Se hizo creer que estábamos al borde de una salida con militares en las calles.

Para eso se usaron informaciones falsas, como que la familia Piñera estaría fuera del país. Que habría una asonada militar en curso. Que había militares acuartelados. Que Piñera renunciaría por una presión cívico militar. En fin. Hubo tanta especulación informativa que daba risa ver como se echan al bolsillo al país, una vez más.

Nada de eso ocurría. Los militares nunca dan golpes contra sus patrones, para eso Jaime Guzmán construyó las bases del poder al más puro estilo norteamericano, con elites conformadas por familiares, amistades, intereses económicos para que el sistema funcione a su servicio. Entre esas amistades y familiares están los miembros del alto mando castrense, que tal como hemos visto pasan a retiro y luego a directorio de empresas de los más ricos de este país. Lo mismo sucede con diputados, senadores, ministros, subsecretarios y algunos alcaldes de piel clarita.

¿Han oído de un golpe de Estado en los EEUU? Nunca. Eso sucede porque todos los altos mando, una vez en retiro, pasan a ser empleados bien remunerados de las grandes corporaciones, así que a ninguno se le ocurriría cometer el desatino de ir contra la elite.

Ese estudio que se hizo en los años 60 para demostrar cuán cerrado era el poder en los EEUU y cuán antidemocrático era, se usó para construir esta democracia «protegida».

No tendríamos golpes de Estado, a menos que el bloque en el poder se debilitara de tal manera que fuera necesaria la intervención abierta de las fuerzas militares. Algo que no ha sucedido porque desde el primer día hay negociaciones entre los diversos sectores en el poder: partidos políticos de todos los sectores y empresarios.

El asunto más complejo era cómo salir con la corona de olivos bien puesta para superar el entuerto.

Piñera debía salir como un mandatario que se la jugaba por la democracia.

La derecha debía demostrar que era genuino su desconocimiento de la situación que llevó a la crisis.

Los empresarios callarían por el bien del país ( como si les interesara)
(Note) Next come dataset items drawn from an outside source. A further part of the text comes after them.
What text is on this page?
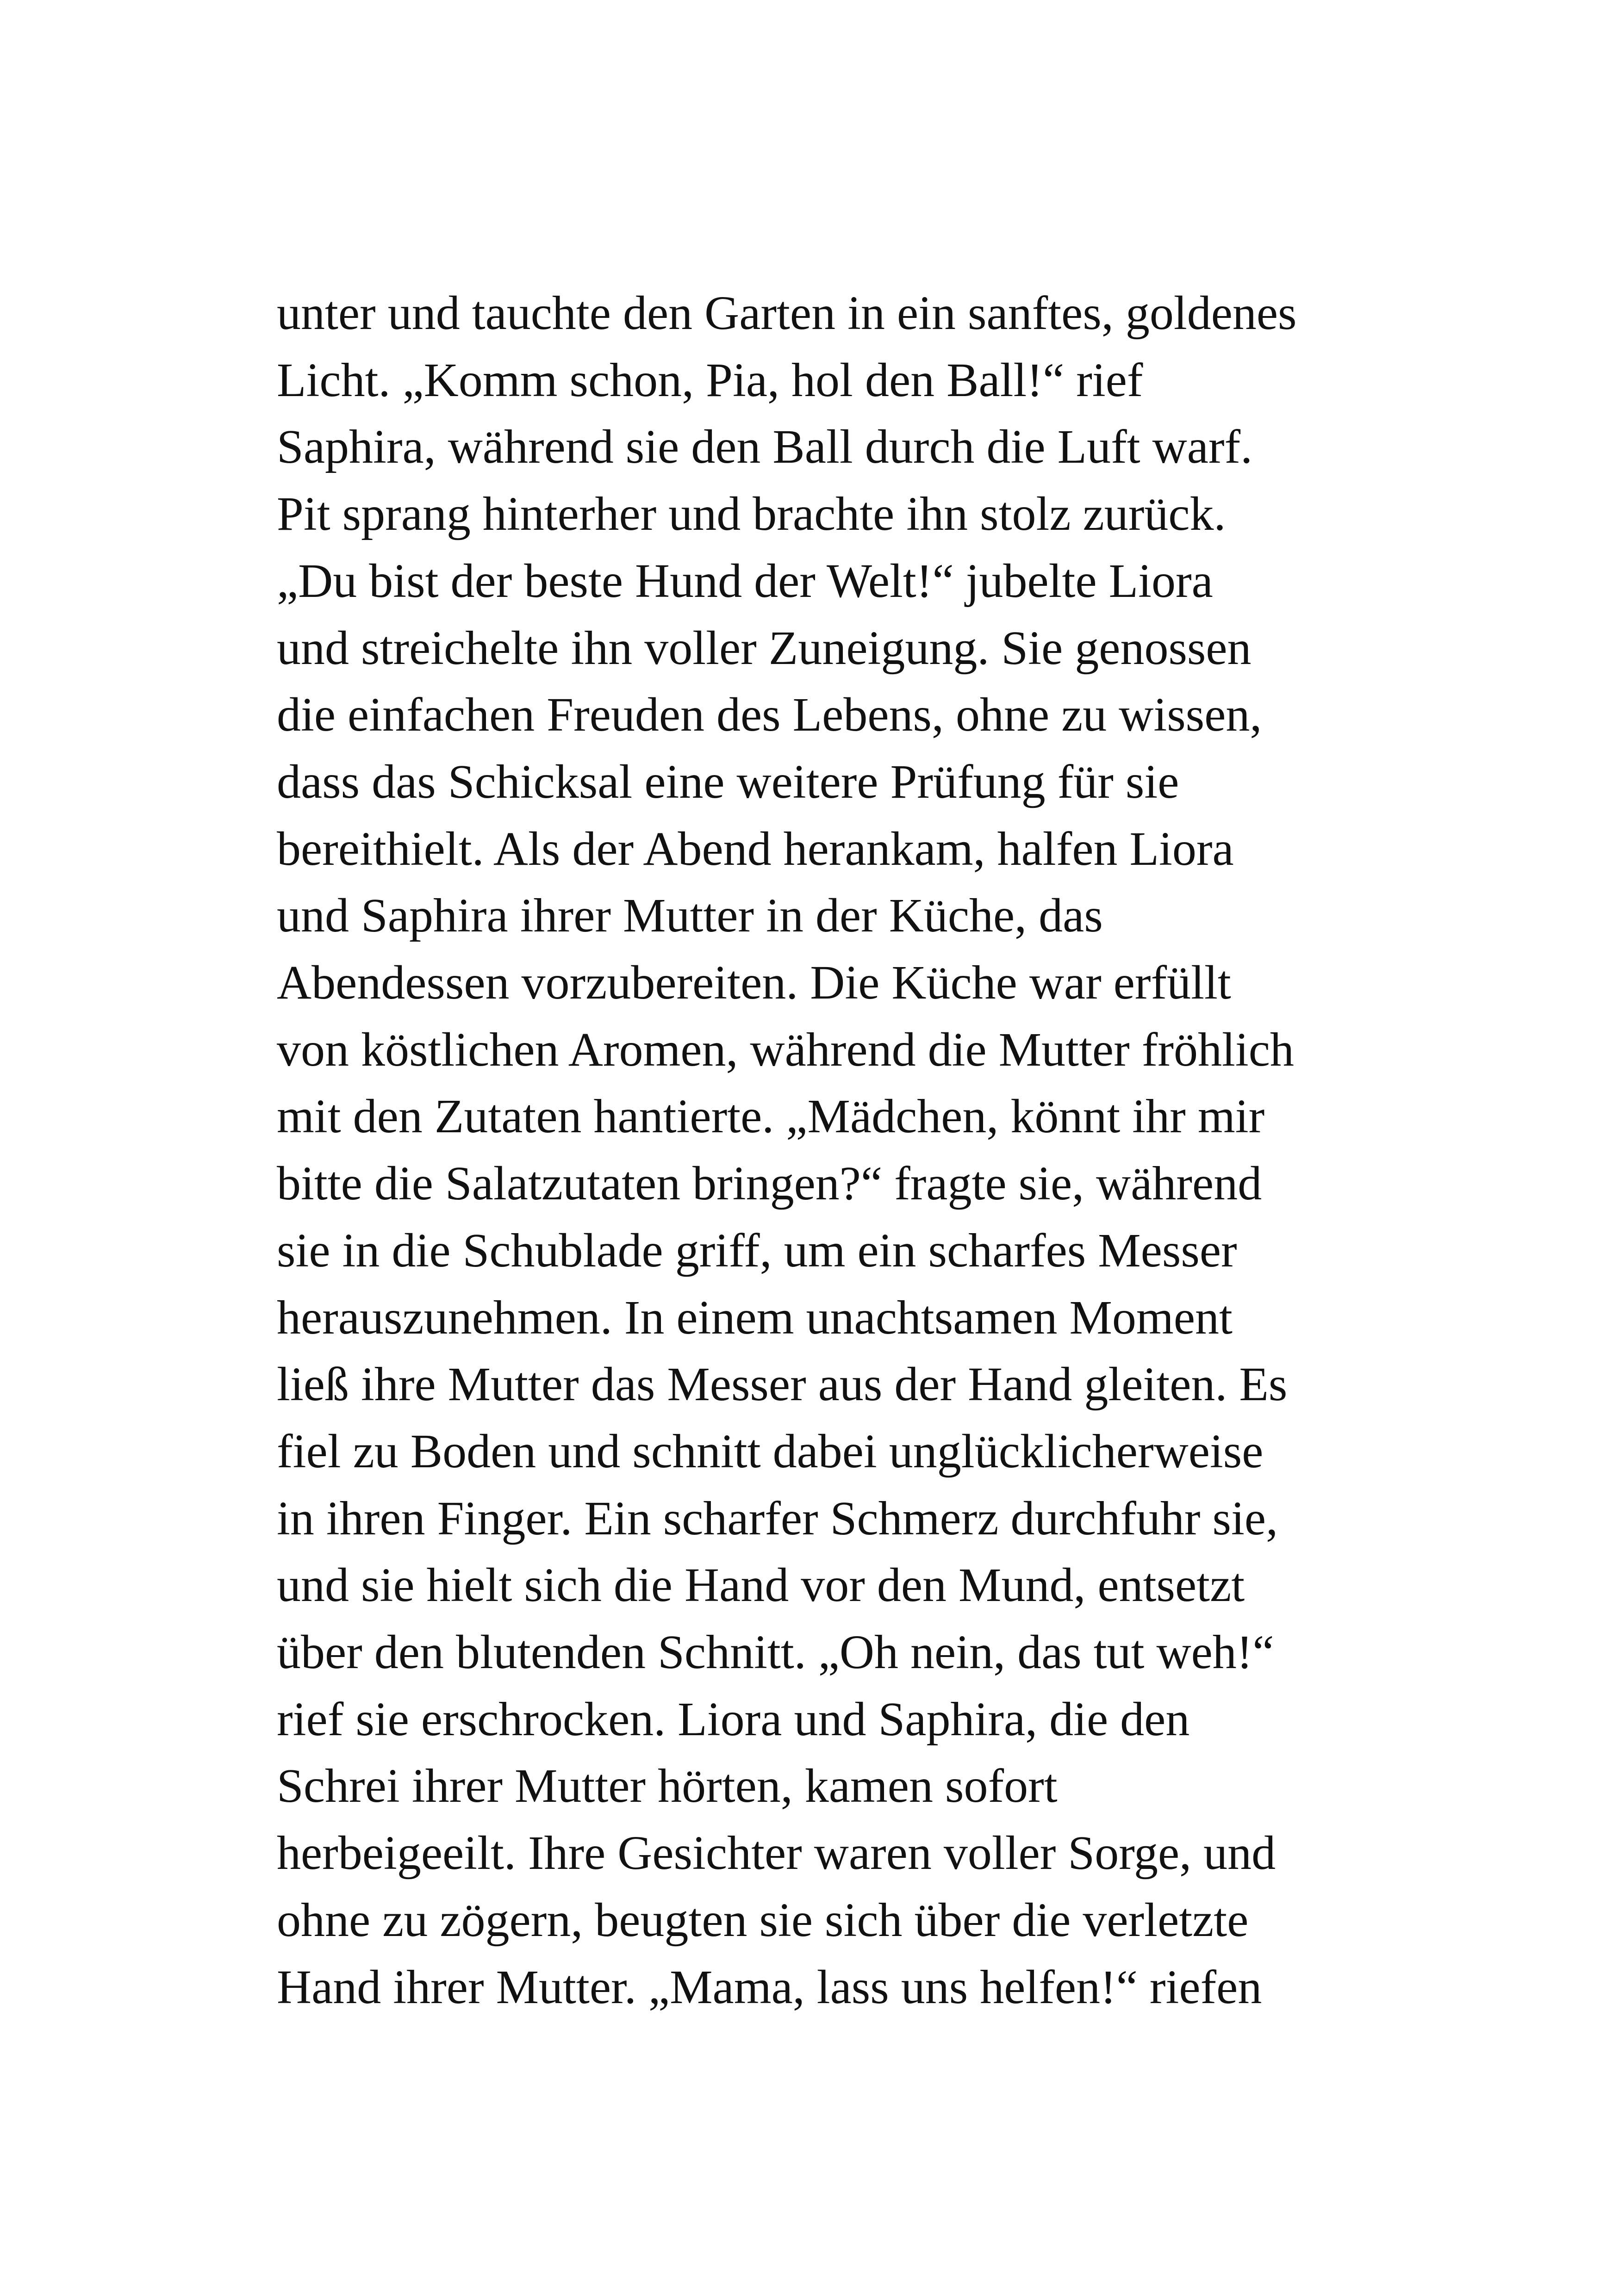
unter und tauchte den Garten in ein sanftes, goldenes
Licht. „Komm schon, Pia, hol den Ball!“ rief
Saphira, während sie den Ball durch die Luft warf.
Pit sprang hinterher und brachte ihn stolz zurück.
„Du bist der beste Hund der Welt!“ jubelte Liora
und streichelte ihn voller Zuneigung. Sie genossen
die einfachen Freuden des Lebens, ohne zu wissen,
dass das Schicksal eine weitere Prüfung für sie
bereithielt. Als der Abend herankam, halfen Liora
und Saphira ihrer Mutter in der Küche, das
Abendessen vorzubereiten. Die Küche war erfüllt
von köstlichen Aromen, während die Mutter fröhlich
mit den Zutaten hantierte. „Mädchen, könnt ihr mir
bitte die Salatzutaten bringen?“ fragte sie, während
sie in die Schublade griff, um ein scharfes Messer
herauszunehmen. In einem unachtsamen Moment
ließ ihre Mutter das Messer aus der Hand gleiten. Es
fiel zu Boden und schnitt dabei unglücklicherweise
in ihren Finger. Ein scharfer Schmerz durchfuhr sie,
und sie hielt sich die Hand vor den Mund, entsetzt
über den blutenden Schnitt. „Oh nein, das tut weh!“
rief sie erschrocken. Liora und Saphira, die den
Schrei ihrer Mutter hörten, kamen sofort
herbeigeeilt. Ihre Gesichter waren voller Sorge, und
ohne zu zögern, beugten sie sich über die verletzte
Hand ihrer Mutter. „Mama, lass uns helfen!“ riefen
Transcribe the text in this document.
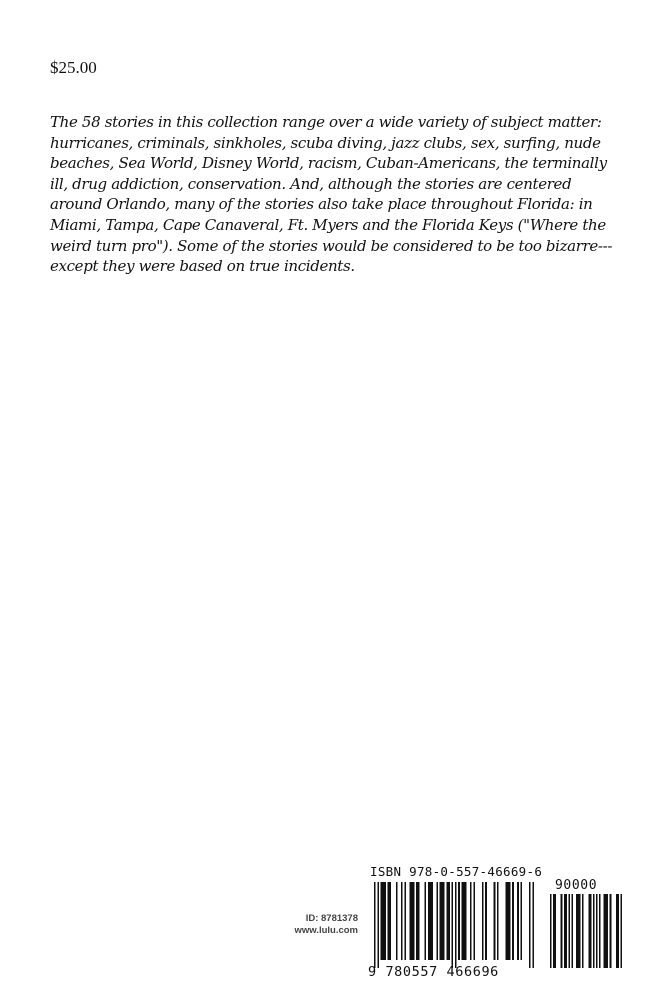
$25.00

The 58 stories in this collection range over a wide variety of subject matter: hurricanes, criminals, sinkholes, scuba diving, jazz clubs, sex, surfing, nude beaches, Sea World, Disney World, racism, Cuban-Americans, the terminally ill, drug addiction, conservation. And, although the stories are centered around Orlando, many of the stories also take place throughout Florida: in Miami, Tampa, Cape Canaveral, Ft. Myers and the Florida Keys ("Where the weird turn pro"). Some of the stories would be considered to be too bizarre---except they were based on true incidents.

ID: 8781378
www.lulu.com
ISBN 978-0-557-46669-6
90000
9 780557 466696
Los progresistas o llámense como quieran, debían salir de la crisis como salvadores de la democracia y defensores de la ciudadanía diciendo que habían escuchado la voz del pueblo.

Cuando llegaron a acuerdos, la puesta en escena se concretó. Piñera salió «descomprimiendo» la crisis sin decir nada de nada, pero pareciendo que decía que había salvado al país de un infierno y que tendríamos nueva Constitución.

La derecha se sobó las manos con la SOFOFA, la Asociación de Bancos y otras asociaciones gremiales.

Los progresistas pusieron cara de mártires, miraron al cielo o al suelo, para decir que iban a seguir haciendo de las suyas, pero que habían escuchado al pueblo.

Por encanto desaparecieron de las noticias saqueos. quemas y desmanes. Solo aparecieron voces lastimosas de comerciantes reclamando por las pérdidas, otras defendiendo la solidaridad de los banqueros con sus deudores y la imagen victimizadora de los militares.

De ahora en adelante vendrá lo que Burgos y Harboe claman: inteligencia para aplicar represión selectiva.

Junto con eso, el show municipal de la consulta. Algo ridículo porque ocasionará gasto en los municipios pobres para una consulta que no tiene carácter vinculante.

El poder logró consolidar un pequeño triunfo, pero esto no ha terminado aún.